Once you have done this, set three physical goals for yourself. Whether it’s weight loss, a back-squat PR that you plan on reaching, or nailing your first strict pull-up, GET IT DOWN ON PAPER. Hang it on your fridge, desk, bathroom mirror, or wherever else that you deem appropriate.
There will never be an “end” to your training, only a shift in why. Whatever you do, be present, and enjoy every moment.
3. WORK HARD, RECOVER HARDER
One Hour. Most of us dedicate one hour of our day to fitness. A lot can happen in that one hour. We can introduce a stimulus that demands our body to grow stronger in efforts to adapt to the stressors placed upon it. With appropriate programming, we can manipulate our body into a state that demands the heart and lungs to become more efficient in their ability to transport oxygen and eliminate CO2. The adaptations that occur from training are the things that keep us coming back for more (fat loss, new PRs, increased endurance). While the workout initiates the adaptation process, the other 23 hours of the day will ultimately play a vital role in whether our body responds positively to the work that was done.

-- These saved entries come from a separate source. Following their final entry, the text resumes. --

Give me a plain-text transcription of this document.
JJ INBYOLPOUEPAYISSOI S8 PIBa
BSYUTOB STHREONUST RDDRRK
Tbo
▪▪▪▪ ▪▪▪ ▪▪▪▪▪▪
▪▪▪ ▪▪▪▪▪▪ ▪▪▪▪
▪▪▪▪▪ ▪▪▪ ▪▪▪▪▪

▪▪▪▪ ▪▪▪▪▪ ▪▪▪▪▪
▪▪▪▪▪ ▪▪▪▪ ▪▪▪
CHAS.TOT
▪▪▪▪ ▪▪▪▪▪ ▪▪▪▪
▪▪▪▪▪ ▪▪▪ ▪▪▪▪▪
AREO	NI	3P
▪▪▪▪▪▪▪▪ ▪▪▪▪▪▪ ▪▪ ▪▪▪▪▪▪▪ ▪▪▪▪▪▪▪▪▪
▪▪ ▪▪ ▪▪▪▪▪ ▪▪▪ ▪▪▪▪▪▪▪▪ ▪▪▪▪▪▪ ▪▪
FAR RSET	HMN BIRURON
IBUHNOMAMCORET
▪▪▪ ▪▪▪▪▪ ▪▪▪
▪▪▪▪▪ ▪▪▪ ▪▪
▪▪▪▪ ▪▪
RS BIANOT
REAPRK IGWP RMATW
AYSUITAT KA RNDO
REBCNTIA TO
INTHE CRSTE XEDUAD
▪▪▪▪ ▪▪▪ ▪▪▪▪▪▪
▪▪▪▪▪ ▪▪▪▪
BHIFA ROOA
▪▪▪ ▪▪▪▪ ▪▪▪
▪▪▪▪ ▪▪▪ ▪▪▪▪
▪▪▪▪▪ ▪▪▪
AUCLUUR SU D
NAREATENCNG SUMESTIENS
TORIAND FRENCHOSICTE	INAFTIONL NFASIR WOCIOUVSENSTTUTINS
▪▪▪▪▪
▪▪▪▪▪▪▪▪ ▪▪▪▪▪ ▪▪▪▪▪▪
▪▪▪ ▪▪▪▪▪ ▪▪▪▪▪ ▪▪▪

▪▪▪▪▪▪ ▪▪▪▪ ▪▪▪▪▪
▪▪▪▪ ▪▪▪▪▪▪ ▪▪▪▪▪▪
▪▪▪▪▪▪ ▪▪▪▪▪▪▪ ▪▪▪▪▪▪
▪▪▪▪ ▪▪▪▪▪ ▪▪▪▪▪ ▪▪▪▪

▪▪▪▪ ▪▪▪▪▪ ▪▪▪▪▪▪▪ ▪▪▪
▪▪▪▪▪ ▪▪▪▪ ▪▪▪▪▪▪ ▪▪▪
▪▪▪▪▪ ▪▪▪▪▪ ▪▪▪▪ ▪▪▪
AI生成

So how do we ensure that we’re making positive adaptations? The answer is simple, but not always easy.
- Sleep: Adequate sleep is one of the most important things that we can do to help guide recovery. While 6-8 hours is a great goal, quality of sleep should also be considered. A few tips for quality sleep include limiting screen time up to an hour before bed, using an app like f.lux to ease eye-strain while working on the computer, setting your bedroom temperature to a cool temperature, and eliminating all light from your bedroom.
- Nutrition: I’ve always been skeptical of any “diet” that’s too extreme. The most successful plan is the one that allows you to be consistent and happy. Nutrition or dieting should not be synonymous with hating yourself. In it’s simplest terms, your nutrition should support your training goals. If you’re on a mission to lose fifty pounds this year, and have never heard of a macro before, let’s touch base! If you’re looking to put fifty pounds on your back squat this year, lets make sure your nutrition plan reflects that. If your goal is to lose 50 pounds while putting 50 pounds on your back squat, lets DEFINITELY touch base! Our LoveHealth team is ready to help. Having a target number of protein, carbohydrates, and fat based on your height, weight, daily activity, goals, and other various factors is crucial in guiding your recovery. (P.S. Food is your friend. Carbs are not the enemy.)
- Stress Management: Unfortunately, your body has a tough time differentiating the stress from work, from the physical stress created during your workout. Adapting stress management techniques such as meditation, yoga, writing, or other mindfulness techniques can be a great way to start forming healthier habits, influence positive behavior change, increase quality of sleep, and help in imagery for performance.
Effort is assumed during your one hour of exercise.
What does your effort look like during the other 23 hours of the day?